First-principles study of transport properties in Os and OsSi

Combining density functional calculations and solutions to the steady-state Boltzmann transport equation, the transport properties of osmium and osmium silicide are studied. The calculations of electrical and thermal resistivity take full account of the ab initio electron-phonon coupling, while the Seebeck coefficient is calculated in the relaxation-time approximation. Our predicted resistivities of Os are in good agreement with experiment at both low and high temperatures, which implies electron-electron scattering is less important than electron-phonon scattering, even for temperatures below 20 K. Intrinsic OsSi is a narrow-gap semiconductor, and our prediction of the band gap confirms the indirect estimation from the measured resistivity. This agreement results from a common cancellation of error in density functional theory with spin-orbit coupling. For the degenerate semiconductor OsSi, we determine the range of carrier concentrations present in experiments, through comparison with transport data. We further predict the power factor and figure of merit for both $n$ and $p$ types, with the dependence on doping concentration and temperature.

Figure 1

Calculated electron band structure of hcp Os along high-symmetry directions.

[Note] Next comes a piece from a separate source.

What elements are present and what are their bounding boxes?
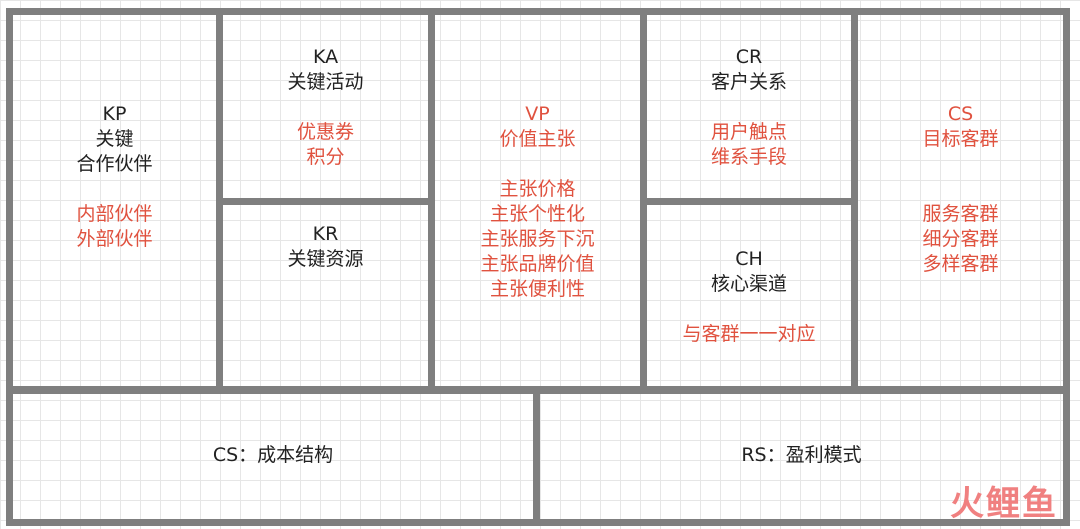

Red solid curves denote results without SOC, and black dashed curves denote results with SOC. The Fermi energy is set to zero, illustrated by a horizontal line.

Figure 2

Phonon dispersion of Os. Red solid curves denote results without SOC, and black dashed curves denote results with SOC.

Figure 3

Left panel, band structure of OsSi. Red solid curves denote results without SOC, black dashed curves denote results with SOC, and dashed-dotted green curves denote results with both SOC and semicore electrons. The energies are aligned at the top of the valence band, which is set to zero and illustrated by a horizontal line. Right panel, density of states with SOC and without semicore.

Figure 4

Phonon dispersion of OsSi. Red solid curves denote results without SOC, and black dashed curves denote results with SOC.

Figure 5

Phonon linewidths of Os, contributed by electron-phonon interactions. (Top) with SOC; (bottom) no SOC. The magnitude of the linewidths is scaled by a factor of 5 for visibility.

Figure 6

Fermi surfaces colored by the magnitude of the Fermi velocities (color legend in atomic units), for hexagonal Os. The panels on the left are side views, and the panels on the right are top views. Two top panels contain all bands crossing the Fermi level. Two middle panels show the second band. Two bottom panels show the first band, which is enclosed by the larger surface of the second band.

Figure 7

Calculated and experimental electrical resistivity of Os. The inset shows the zoom-in figure below 25 K [Expt. 1 (Ref. 10), Expt. 2 (Ref. 30), Expt. 3 (Ref. 9)]. The diagonal components of the resistivity tensor are shown separately.

Figure 8

Calculated and experimental thermal resistivity of Os. The inset shows the zoom-in figure below 25 K [Expt. 1 (Ref. 10), Expt. 2 (Ref. 9)]. The diagonal components of the resistivity tensor are shown separately.

Figure 9

EPC phonon linewidth of OsSi with hole doping of $1\times {10}^{22}$ cm${}^{-3}$, including SOC. The magnitude of the linewidth is scaled by a factor of 2 for visibility.

Figure 10

Fermi surfaces of cubic OsSi with $1\times {10}^{22}$ cm${}^{-3}$ hole doping. The top panel contains all bands intersecting with the Fermi level. Panels below show individual sheets.

Figure 11

Calculated and experimental electrical resistivity of OsSi. The theoretical resistivities with varied levels of hole doping are shown.

Figure 12

Calculated and measured Seebeck coefficient of OsSi. The theoretical Seebeck with varied levels of hole doping are shown.

Figure 13

Total (experimental, dots) and electronic [experimental (squares) and theoretical (solid lines)] thermal conductivity of OsSi. The theoretical thermal conductivity (including the residual experimental resistivity at 0 K) with varied levels of hole doping are shown.

Figure 14

Calculated (a) electrical conductivity, (b) Seebeck coefficient, (c) power factor, and (d) figure of merit $ZT$ of $p$-type (solid lines) and $n$-type (dashed lines) doped OsSi at 50 K (black), 100 K (red), 300 K (green), 500 K (blue), 900 K (violet) as a function of carrier concentration.